Frage: Was konkret hat Wladimir Putin verkündet?

Antwort: Putin hält eine Teilmobilmachung der russischen Streitkräfte für notwendig, um "unser Mutterland, seine Souveränität und territoriale Integrität zu schützen und die Sicherheit unseres Volkes und der Menschen in den befreiten Gebieten zu gewährleisten". Vor wem? Vor "Neonazi-Formationen" und der "gesamten Militärmaschinerie des kollektiven Westens". Das bedeutet seinen Worten zufolge, dass 300.000 der insgesamt 25 Millionen Reservisten eingezogen werden. Diese sollen den gleichen Status und das gleiche Gehalt wie Vertragssoldaten erhalten und vor dem Fronteinsatz in der Ukraine noch einmal militärisch geschult werden.

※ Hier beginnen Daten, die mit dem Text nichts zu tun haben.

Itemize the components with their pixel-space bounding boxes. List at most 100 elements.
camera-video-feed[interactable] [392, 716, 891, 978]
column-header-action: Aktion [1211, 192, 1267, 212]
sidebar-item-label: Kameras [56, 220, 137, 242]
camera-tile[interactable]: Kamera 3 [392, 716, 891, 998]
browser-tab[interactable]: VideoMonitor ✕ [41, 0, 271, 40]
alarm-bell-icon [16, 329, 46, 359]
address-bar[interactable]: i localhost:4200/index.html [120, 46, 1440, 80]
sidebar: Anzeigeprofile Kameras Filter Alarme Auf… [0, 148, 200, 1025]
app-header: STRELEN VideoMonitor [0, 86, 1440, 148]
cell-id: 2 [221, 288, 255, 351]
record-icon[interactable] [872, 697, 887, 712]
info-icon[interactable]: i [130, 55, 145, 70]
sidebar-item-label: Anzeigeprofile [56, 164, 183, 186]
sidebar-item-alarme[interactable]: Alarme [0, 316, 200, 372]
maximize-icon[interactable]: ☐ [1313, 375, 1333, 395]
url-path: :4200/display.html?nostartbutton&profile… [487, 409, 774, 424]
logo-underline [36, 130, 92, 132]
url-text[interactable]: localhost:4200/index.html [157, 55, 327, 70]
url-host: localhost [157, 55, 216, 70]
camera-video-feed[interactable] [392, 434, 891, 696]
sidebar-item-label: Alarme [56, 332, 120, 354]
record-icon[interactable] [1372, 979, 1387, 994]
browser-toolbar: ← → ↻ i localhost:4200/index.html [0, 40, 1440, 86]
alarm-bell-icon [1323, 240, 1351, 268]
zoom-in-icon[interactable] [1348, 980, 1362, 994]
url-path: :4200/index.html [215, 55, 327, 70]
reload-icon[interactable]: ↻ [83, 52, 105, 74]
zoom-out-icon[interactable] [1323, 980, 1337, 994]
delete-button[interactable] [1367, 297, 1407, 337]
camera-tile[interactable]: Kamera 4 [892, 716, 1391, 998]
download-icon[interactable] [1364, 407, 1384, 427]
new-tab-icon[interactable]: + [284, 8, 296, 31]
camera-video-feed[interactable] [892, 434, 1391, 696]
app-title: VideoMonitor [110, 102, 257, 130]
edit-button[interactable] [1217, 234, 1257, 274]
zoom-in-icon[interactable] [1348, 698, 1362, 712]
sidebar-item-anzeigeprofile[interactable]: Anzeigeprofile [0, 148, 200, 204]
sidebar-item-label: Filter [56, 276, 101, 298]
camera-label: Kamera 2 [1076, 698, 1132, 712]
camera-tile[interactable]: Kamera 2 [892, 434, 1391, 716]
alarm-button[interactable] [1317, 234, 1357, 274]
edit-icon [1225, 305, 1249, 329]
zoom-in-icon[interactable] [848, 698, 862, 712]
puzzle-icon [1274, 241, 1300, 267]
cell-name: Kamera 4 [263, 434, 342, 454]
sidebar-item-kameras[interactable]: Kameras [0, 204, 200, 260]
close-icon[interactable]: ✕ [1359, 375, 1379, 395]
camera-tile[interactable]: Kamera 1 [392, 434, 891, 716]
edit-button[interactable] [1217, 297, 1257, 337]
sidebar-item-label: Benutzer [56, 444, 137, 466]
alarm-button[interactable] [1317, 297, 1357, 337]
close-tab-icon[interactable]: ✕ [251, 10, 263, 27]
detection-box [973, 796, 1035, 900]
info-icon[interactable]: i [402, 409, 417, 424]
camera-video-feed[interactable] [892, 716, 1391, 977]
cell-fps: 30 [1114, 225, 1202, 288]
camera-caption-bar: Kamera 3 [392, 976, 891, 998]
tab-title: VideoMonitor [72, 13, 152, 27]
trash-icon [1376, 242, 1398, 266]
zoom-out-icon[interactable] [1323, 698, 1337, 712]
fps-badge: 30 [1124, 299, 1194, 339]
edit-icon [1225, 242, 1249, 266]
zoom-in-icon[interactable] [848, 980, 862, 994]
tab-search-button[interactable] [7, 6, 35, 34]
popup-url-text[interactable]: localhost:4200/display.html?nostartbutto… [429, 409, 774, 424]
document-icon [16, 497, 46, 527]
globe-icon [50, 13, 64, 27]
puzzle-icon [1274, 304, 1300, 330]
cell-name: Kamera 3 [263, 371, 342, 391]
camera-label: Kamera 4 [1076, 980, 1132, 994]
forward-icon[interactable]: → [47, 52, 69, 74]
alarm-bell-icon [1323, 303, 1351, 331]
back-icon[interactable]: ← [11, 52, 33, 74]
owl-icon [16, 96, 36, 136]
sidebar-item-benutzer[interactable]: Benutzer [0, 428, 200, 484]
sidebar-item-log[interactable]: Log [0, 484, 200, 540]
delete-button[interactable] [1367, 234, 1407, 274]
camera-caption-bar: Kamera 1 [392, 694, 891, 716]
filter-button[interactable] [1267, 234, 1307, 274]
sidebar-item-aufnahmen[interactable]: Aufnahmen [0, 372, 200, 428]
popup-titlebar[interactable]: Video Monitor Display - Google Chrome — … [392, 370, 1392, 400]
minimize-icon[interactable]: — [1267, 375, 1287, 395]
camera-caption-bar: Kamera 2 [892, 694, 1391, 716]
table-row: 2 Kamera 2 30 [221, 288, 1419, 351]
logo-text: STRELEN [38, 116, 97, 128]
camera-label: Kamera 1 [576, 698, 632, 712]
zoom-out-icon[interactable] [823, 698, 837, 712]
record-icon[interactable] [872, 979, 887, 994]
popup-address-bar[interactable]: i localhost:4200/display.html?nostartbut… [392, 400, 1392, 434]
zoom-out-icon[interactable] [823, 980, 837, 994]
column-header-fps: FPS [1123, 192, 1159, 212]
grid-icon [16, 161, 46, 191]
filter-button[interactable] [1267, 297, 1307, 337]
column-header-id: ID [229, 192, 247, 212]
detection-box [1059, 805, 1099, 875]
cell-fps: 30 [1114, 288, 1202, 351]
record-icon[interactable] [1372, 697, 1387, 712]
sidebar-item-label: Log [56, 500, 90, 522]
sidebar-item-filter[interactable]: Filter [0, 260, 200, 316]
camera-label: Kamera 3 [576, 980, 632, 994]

Frage: Was hat Putin zu diesem Schritt bewogen?

Antwort: Die seit Wochen laufende ukrainische Gegenoffensive hat Moskau unter Druck gesetzt. "Die Erfolge der Ukraine haben das Pendel der Möglichkeiten für die russische Führung in die eskalatorische Richtung ausschlagen lassen", sagt Oberst Berthold Sandtner, Forscher am Institut für höhere militärische Führung der Landesverteidigungsakademie. Auch der Russland-Experte Gerhard Mangott von der Uni Innsbruck sagt dem STANDARD, Putin habe mit der Teilmobilmachung "einer militärischen Notwendigkeit nachgegeben, vor der er sich lange gedrückt hat". Die Reihen russischer Truppen seien ausgedünnt, viele gefallen und noch mehr verwundet. Zudem habe sich die Rekrutierung von Freiwilligen und Söldnern als deutlich schwieriger erwiesen als vom Kreml erhofft. Freilich spielten auch die angekündigten Scheinreferenden in den russisch besetzten Gebieten eine Rolle, glauben die Experten. Damit sollen die Gebiete zu russischem Territorium werden. Ukrainische Gegenoffensiven würden laut Mangott aus Sicht Russlands dann eine "neue Qualität erreichen", wenn ukrainische Infanterie plötzlich auf Boden steht, den Russland als russisch ansieht. Bisher gab es ja "nur" ukrainische Angriffe in von Russland beanspruchtem Gebiet.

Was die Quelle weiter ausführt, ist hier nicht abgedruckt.